Probably not Thailand related, just a general knowledge question pointed to those with banking technology know how.

I have 2 Tokens from different Australian banking institutions used for internet transactions:-

#1 - When asked for I need to press a button, a 6 digit number appears which I have to enter into the a field.

#2 - The Token is on 24/7 and generates a new number every minute or so. When asked for I just enter the number as seen at the time.

Neither Token has a physical or wireless interface to my hardware.

Can someone explain to me how the system works? I can't believe some sort of internal clock is so accurate as to keep in sink with the banks server for 5 years (normal life of the Tokens battery).

And yes I've done a Google search on the subject and totally confused!

BTW. I use the OTP system for my Thai account and find it works well here and overseas.

Guess you have a thing like this:

http://en.wikipedia.org/wiki/RSA_SecurID

And yes, it seems to be designed to create a new OTP every 60 seconds over its lifetime.

There seems to be enough tolerance (a couple of minutes) at the server site to compensate for the clock drift.

Also sounds like the server will adjust the clock drift for your token individually.

Clock drift even for cheap quartz clocks is not much worse than a minute per month or so.

I don't want to speculate more.

Maybe someone has a well founded explanation.

I am only familiar with OTP by a generator reading my smartcard and OTP via cellphone SMS as used in Thailand.

I have the token as in the second picture on the linked page by KhunBENQ. Once, the online banking system didn't accept the code. I gave a call to my bank and they told me they will reset it. After a few minutes it worked again. They told me, this issue can appear, when the token is not used for longer time of period. So i guess, every time you use it, the system will synchronize the timing. But in all the years only one time this happens.

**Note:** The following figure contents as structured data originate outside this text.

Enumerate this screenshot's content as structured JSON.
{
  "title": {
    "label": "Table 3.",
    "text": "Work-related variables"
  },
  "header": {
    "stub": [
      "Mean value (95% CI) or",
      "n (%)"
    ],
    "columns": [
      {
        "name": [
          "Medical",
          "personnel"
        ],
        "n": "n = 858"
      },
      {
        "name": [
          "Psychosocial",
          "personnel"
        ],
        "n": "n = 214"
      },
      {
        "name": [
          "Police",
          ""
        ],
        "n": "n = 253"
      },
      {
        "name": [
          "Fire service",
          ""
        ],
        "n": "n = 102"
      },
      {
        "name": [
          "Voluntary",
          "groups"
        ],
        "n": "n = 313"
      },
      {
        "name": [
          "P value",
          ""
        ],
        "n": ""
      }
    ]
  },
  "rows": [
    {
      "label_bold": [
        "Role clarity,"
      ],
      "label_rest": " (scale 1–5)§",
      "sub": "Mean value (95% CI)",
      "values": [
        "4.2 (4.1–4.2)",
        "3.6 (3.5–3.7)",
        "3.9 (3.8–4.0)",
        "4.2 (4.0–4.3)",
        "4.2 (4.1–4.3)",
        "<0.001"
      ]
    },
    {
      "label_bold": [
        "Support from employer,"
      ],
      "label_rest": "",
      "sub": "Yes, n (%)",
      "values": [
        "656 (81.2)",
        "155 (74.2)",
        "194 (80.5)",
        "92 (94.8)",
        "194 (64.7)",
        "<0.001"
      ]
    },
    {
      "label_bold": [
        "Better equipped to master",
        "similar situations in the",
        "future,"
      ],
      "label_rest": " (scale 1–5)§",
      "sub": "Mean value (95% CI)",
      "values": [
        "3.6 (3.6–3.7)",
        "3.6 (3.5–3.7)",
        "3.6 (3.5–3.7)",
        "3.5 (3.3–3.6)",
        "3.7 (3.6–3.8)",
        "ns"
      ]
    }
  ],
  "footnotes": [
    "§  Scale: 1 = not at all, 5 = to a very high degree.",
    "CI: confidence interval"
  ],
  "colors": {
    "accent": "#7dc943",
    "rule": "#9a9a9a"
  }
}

<snip> So i guess, every time you use it, the system will synchronize the timing. <snip>

Thank you - now that makes sense! I've never had your problem but then use both Tokens at least once a week.

@ BENQ

I guess the Tokens fall into the "Disconnected Tokens" category on this site:.

http://en.wikipedia.org/wiki/Security_token

The #2 Token is EXACTLY as pictured 2nd down on the site you posted.

your token has a serial number on it, this number references a corresponding Random Number Generator in the banks computer. The number changes every so often (set by the program. The same program is in your token. They change generating the same number every 30 or 60 seconds. fairly fool proof system. I have one for my BizBanking account at Bangkok Bank. As long as the banks internal security is maintained things run smoothly and are secure. A low cost effective and secure system.